Thursday, January 28, 2010

Oscar ads just $1 million less than Super Bowl ads - Oscar Buzz

As we near the February 2nd Anne Hathaway-hosted Oscar Nominations announcement meeting (which this blogger really should have been able to attend and AMPAS Leslie Unger should pay attention here), ad execs are looking to TV ratings for it as the big key to how well Oscar ads will perform this year. In 2010, and for the first time in recent memory, 2010 Super Bowl ads are just about $1 million greater than Oscar ads.

Because of the massive economic downturn, Super Bowl ads once priced at $3 million are now going for only $2.5 million; Oscar ads that could have closed the gap to less than $1 million are actually under-priced at $1.3 million, according to AdAge.com's Brian Steinberg.


Last year's Oscar telecast cost advertisers around $1.4 million for a 30-second ad, down significantly from 2008, when a 30-second spot commanded as much as $1.82 million...


And Steinberg reports that price is about the same this year. There are two factors: first, Oscar ratings have been horrible, with a near-decade-long drop that stopped last year because of the anticipated buzz surrounding The Dark Knight after the death of Heath Leadger, who was nominated for and won Oscar Best Supporting Actor for his roll as "The Joker". Second, the economy itself.

Oscar observers are counting on the fact that the Best Picture race will consists of ten movies, and not five, and now the winner will be selected with Preference voting.

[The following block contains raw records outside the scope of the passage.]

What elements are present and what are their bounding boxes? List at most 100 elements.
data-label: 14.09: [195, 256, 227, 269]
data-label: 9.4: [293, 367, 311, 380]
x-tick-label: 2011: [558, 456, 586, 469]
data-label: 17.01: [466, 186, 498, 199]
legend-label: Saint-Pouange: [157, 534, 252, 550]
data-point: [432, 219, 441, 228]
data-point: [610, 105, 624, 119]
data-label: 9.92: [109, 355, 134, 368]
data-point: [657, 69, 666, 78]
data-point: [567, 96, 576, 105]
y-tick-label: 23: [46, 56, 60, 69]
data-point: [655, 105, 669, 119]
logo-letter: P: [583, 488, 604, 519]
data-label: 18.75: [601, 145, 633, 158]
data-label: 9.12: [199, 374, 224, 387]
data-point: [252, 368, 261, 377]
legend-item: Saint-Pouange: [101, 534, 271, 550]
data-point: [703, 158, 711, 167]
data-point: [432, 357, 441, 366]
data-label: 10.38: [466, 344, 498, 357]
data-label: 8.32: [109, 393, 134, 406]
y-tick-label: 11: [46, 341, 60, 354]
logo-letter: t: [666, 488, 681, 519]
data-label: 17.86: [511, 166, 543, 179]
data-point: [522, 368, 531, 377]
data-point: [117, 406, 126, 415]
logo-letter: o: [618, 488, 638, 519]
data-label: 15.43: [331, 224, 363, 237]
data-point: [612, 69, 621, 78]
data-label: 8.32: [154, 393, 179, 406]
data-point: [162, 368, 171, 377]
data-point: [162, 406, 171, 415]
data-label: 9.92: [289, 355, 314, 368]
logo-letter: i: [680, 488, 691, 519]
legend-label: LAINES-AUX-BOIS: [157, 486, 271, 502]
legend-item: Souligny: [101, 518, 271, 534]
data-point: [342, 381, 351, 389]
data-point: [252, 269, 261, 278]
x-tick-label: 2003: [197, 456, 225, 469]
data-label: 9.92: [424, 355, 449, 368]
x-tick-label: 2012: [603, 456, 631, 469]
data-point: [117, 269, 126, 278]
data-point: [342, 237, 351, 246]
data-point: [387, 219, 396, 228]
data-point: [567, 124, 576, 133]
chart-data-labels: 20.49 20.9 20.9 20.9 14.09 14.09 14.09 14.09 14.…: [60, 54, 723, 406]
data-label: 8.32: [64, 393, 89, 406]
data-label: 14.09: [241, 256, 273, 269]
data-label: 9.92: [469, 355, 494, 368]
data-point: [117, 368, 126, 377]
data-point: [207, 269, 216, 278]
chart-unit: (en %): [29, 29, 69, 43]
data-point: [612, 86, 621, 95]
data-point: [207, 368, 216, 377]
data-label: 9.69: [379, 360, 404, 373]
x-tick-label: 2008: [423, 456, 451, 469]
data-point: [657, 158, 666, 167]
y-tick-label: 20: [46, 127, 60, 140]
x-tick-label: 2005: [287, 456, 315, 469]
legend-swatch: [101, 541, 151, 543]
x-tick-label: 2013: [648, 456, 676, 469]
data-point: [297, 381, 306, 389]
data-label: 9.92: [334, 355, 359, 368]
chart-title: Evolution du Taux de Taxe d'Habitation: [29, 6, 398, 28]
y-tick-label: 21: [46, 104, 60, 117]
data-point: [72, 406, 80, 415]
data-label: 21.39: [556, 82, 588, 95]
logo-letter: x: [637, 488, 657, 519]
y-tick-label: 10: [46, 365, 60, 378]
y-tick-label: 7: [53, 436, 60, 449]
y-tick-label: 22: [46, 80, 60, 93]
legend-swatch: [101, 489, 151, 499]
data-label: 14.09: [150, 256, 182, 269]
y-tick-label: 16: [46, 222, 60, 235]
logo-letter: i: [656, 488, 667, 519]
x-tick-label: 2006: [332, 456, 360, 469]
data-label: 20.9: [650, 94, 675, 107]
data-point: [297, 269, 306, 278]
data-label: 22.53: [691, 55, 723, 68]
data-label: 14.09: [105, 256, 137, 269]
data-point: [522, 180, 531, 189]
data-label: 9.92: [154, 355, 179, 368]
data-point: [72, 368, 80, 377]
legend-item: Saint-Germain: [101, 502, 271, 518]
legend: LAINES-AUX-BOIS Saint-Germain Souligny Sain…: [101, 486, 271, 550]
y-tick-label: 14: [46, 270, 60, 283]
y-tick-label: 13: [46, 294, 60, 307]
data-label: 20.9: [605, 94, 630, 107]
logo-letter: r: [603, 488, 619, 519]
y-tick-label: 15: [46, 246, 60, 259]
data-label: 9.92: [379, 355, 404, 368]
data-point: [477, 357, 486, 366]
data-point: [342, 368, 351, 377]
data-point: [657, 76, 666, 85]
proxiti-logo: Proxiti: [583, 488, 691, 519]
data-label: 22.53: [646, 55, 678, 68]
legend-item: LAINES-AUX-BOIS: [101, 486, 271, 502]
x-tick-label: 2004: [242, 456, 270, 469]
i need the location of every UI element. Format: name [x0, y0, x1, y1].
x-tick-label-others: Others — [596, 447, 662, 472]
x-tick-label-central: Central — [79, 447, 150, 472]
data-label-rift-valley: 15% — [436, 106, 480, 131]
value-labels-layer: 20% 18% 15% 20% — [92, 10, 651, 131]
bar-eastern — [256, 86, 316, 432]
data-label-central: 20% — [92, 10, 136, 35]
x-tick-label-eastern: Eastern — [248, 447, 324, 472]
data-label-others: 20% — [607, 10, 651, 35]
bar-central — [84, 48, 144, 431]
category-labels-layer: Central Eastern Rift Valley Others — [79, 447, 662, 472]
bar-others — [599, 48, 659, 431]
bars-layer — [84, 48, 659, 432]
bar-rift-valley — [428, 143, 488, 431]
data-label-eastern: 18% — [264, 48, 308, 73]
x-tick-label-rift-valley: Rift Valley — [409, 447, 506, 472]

To the extent AMPAS can communicate that this year's Best Picture competition is really a race, and it's not one already decided by Avatar's Golden Globe Best Picture win, Oscar ratings will go up.

The key is not the ratings for the February 2nd Anne Hathaway-hosted Oscar Nominations announcement meeting, but the buzz after it, including Twitter.

That's something Leslie Unger's staff must track.